Il se tourna vers moi comme s’il attendait une protestation, puis comme je ne disais rien : « Je parlais de votre fils David, car telle est sa véritable parenté avec votre personnalité continuée, et de la femme que vous appelez votre tante. C’est en réalité, la fille d’une de vos précédentes… dirons-nous versions ? »

« Vous essayez de m’expliquer que je suis un clonotype de mon père, et je vois que vous vous attendez tous les deux à ce que je sois choqué par cette révélation. Ce n’est pas le cas. Cela fait quelque temps que je le soupçonnais. »

« Je suis heureux de te l’entendre dire », fit mon père. « Franchement, quand j’avais ton âge, la découverte m’avait ébranlé. J’étais venu trouver mon père dans sa bibliothèque — cette pièce où nous sommes — dans l’intention de le tuer. »

« L’avez-vous fait ? » demanda Marsch.

« Là n’est pas la question. Le fait est que c’était mon intention. J’espère que votre présence ici facilitera les choses à Numéro Cinq. »

« C’est ainsi que vous l’appelez ? »

« C’est plus pratique, puisque son nom est le même que le mien. »

« C’est votre cinquième clonotype ? »

« Ma cinquième expérience ? Non. » Les épaules osseuses de mon père, drapées dans sa robe de chambre écarlate, le faisaient ressembler à un étrange oiseau de proie ; et je me souvenais d’avoir lu dans un livre d’histoire naturelle la description du faucon à dos rouge. Son singe familier, dont le poil était maintenant rendu gris par l’âge, avait grimpé sur son bureau. « Plutôt ma cinquantième, si vous voulez savoir. À une époque, je le faisais pour garder la main.
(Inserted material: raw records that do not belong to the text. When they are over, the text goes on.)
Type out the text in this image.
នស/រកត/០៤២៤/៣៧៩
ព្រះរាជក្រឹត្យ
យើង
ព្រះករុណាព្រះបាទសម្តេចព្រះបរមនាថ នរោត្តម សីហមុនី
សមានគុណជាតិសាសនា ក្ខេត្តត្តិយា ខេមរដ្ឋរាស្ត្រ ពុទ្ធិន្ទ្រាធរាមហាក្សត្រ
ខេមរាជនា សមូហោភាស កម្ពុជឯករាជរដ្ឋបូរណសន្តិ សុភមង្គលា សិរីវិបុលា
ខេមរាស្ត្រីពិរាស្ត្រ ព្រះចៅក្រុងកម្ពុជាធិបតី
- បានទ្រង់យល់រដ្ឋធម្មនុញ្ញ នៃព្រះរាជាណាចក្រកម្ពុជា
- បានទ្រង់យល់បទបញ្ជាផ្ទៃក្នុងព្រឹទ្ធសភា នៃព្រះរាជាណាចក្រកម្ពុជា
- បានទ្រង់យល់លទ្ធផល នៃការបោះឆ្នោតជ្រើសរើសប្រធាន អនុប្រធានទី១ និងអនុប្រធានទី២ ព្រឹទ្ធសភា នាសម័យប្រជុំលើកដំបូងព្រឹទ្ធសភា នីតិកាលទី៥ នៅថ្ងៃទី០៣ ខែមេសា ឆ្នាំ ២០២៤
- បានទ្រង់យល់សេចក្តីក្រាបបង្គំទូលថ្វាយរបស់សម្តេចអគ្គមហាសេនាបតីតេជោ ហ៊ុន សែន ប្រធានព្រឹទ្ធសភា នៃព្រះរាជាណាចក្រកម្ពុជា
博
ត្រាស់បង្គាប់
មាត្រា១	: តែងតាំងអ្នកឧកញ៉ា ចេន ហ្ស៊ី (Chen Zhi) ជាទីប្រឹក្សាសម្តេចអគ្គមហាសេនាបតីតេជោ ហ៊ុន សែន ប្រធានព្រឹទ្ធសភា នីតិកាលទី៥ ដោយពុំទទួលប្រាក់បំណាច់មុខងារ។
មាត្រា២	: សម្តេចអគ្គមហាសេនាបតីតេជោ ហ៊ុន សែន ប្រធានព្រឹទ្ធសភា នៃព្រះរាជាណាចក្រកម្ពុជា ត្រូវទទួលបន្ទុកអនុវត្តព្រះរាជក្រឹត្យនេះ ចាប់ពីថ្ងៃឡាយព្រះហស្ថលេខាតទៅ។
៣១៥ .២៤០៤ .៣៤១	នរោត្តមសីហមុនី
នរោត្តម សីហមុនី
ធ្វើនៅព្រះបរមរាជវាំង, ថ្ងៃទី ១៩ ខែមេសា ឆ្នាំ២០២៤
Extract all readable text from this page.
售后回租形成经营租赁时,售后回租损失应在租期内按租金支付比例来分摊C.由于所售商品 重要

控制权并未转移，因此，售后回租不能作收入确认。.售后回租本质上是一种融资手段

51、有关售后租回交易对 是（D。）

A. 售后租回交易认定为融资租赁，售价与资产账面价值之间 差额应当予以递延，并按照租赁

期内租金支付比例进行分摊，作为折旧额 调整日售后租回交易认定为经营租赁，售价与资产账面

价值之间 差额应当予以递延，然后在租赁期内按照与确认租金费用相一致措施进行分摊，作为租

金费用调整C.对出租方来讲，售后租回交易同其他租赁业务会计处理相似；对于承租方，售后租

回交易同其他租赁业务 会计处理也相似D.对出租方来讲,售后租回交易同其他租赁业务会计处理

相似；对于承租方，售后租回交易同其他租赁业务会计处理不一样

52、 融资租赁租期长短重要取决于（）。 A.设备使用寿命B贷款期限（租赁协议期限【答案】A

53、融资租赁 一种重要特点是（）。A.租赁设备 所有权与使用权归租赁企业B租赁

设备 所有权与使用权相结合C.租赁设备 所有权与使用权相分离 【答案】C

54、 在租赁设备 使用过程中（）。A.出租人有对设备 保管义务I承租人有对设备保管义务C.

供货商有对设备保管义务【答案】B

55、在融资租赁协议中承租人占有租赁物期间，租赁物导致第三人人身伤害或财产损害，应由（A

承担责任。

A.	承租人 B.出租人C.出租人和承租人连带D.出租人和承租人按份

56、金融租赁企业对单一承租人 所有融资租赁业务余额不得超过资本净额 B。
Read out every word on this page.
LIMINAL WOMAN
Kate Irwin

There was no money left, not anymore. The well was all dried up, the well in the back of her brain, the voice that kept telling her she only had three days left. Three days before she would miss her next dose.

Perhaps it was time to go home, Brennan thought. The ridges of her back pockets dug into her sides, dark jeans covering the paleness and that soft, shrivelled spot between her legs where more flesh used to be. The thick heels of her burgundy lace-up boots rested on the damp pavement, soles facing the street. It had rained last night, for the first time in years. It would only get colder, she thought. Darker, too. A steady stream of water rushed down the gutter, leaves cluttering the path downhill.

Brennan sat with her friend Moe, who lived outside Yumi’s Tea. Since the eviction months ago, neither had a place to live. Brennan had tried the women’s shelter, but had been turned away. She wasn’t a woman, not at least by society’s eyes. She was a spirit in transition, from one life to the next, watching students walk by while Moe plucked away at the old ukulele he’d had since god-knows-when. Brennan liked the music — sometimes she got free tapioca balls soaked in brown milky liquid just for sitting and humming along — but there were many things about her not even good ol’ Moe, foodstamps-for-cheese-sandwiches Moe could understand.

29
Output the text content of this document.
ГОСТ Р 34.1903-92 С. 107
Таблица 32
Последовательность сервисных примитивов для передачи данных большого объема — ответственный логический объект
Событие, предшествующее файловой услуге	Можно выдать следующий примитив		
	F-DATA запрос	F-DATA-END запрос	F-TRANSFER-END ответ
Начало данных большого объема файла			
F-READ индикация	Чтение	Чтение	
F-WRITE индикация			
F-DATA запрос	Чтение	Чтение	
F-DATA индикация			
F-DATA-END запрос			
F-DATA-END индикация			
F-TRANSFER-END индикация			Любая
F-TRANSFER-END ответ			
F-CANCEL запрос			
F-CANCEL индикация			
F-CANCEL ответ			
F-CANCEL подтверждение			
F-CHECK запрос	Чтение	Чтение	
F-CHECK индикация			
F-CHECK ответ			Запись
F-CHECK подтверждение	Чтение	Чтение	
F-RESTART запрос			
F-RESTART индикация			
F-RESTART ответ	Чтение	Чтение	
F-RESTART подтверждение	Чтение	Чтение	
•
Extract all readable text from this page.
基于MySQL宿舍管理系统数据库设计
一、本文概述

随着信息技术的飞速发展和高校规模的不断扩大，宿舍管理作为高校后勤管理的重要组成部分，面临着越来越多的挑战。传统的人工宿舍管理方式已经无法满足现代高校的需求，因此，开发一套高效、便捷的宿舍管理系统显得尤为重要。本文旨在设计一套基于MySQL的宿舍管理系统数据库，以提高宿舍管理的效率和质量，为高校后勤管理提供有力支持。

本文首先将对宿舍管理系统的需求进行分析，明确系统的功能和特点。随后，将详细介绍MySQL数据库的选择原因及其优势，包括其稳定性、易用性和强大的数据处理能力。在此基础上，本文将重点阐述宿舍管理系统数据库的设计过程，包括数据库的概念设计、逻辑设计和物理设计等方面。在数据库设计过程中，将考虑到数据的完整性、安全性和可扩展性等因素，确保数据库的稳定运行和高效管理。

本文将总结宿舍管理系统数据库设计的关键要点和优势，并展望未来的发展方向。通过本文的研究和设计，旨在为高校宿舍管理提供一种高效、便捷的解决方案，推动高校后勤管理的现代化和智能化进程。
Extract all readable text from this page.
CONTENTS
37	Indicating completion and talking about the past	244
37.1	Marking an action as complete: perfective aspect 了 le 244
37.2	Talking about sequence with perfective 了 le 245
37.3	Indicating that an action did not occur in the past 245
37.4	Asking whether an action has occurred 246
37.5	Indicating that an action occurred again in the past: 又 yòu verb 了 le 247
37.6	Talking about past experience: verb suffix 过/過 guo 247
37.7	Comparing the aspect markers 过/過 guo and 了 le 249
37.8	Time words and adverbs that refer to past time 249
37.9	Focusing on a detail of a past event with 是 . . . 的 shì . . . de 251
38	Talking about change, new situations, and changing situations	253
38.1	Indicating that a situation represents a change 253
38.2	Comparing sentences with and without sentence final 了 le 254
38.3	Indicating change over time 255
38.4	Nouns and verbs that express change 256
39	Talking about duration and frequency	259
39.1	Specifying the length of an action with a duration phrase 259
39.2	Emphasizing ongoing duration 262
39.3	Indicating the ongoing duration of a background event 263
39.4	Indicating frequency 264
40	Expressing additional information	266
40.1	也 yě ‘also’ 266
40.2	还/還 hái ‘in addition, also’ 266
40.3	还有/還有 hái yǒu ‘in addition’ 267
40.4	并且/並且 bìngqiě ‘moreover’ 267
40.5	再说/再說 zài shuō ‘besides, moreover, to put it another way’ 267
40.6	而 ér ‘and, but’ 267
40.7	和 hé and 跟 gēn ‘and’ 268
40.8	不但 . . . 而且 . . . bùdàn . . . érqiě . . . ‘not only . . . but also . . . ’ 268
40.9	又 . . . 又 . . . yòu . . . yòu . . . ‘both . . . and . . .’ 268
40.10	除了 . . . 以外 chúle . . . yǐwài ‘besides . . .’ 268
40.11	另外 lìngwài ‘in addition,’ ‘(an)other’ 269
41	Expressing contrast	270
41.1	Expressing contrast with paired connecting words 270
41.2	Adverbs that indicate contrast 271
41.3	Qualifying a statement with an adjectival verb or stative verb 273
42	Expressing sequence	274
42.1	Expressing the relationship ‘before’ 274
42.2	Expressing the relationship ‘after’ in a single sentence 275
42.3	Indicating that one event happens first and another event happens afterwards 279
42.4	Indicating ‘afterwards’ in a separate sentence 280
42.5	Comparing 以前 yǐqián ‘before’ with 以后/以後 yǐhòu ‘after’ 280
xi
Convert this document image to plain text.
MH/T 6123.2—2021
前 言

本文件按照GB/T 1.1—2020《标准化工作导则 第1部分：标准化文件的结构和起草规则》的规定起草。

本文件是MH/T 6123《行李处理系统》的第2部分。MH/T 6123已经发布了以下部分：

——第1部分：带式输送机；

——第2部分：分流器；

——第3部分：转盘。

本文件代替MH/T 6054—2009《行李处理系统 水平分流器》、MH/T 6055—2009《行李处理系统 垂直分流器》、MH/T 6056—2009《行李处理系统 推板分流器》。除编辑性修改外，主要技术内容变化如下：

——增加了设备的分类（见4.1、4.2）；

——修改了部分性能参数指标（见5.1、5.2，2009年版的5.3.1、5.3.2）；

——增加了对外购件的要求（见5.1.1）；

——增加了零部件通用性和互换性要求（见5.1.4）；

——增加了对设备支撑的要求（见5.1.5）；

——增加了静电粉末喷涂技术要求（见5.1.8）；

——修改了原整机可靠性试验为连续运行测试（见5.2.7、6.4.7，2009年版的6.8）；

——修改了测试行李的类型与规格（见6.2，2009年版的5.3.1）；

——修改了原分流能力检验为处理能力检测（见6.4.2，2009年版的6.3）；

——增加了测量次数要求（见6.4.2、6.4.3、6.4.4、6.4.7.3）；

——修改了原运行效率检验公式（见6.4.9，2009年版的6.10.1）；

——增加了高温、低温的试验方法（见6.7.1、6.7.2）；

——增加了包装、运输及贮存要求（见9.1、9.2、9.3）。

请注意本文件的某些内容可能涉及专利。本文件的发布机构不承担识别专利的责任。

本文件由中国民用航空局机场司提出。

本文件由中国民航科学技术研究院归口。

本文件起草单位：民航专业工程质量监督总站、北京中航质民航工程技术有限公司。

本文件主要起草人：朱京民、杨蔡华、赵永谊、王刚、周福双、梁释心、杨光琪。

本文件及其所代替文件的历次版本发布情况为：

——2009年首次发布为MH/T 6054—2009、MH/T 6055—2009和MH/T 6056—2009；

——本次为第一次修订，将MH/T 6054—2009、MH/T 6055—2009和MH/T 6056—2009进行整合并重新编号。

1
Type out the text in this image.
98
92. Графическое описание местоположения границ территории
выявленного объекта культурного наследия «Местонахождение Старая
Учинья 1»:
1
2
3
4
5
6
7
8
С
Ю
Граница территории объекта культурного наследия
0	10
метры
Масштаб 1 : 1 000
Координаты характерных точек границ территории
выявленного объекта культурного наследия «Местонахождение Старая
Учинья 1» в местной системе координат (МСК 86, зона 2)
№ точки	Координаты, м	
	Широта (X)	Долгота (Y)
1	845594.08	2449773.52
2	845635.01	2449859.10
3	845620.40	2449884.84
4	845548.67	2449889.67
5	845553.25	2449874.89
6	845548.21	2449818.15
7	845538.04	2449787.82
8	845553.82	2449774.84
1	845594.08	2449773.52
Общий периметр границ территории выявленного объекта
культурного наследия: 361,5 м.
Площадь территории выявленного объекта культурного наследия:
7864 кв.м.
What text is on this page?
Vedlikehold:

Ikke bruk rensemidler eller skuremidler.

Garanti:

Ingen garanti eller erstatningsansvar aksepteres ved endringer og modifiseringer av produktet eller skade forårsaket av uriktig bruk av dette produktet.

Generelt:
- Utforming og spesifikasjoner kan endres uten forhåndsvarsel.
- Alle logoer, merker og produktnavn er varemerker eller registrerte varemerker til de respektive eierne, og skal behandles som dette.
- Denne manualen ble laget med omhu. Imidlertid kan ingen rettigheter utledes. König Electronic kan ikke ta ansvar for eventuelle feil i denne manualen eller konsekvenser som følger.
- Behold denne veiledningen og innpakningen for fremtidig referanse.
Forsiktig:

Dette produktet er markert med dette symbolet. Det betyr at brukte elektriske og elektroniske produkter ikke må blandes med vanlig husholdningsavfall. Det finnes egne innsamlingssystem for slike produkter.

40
Vous croyez, parce que vous n’avez jamais essayé, que la technique est simple, puisque cela a déjà été fait. Mais vous ne pouvez pas savoir à quel point il est difficile d’empêcher l’apparition de modifications spontanées. Chaque gène dominant chez moi doit rester dominant, et les gens ne sont pas des petits pois — peu de choses sont gouvernées par de simples paires mendéliennes. »

« Vous avez détruit vos échecs ? » demanda Marsch.

« Il les a vendus », répondis-je à sa place. « Lorsque j’étais enfant, je me demandais pourquoi Mr Million s’arrêtait toujours pour regarder les esclaves au marché. Maintenant, je le sais. » Mon scalpel était toujours dans son étui dans ma poche ; je le sentais.

« Mr Million », déclara mon père, « est peut-être un peu plus sentimental que je ne le suis. De plus, je n’aime pas sortir. Voyez-vous, docteur Marsch, votre théorie selon laquelle nous serions tous le même individu devra être modifiée un peu. Nous avons nos petites variations ».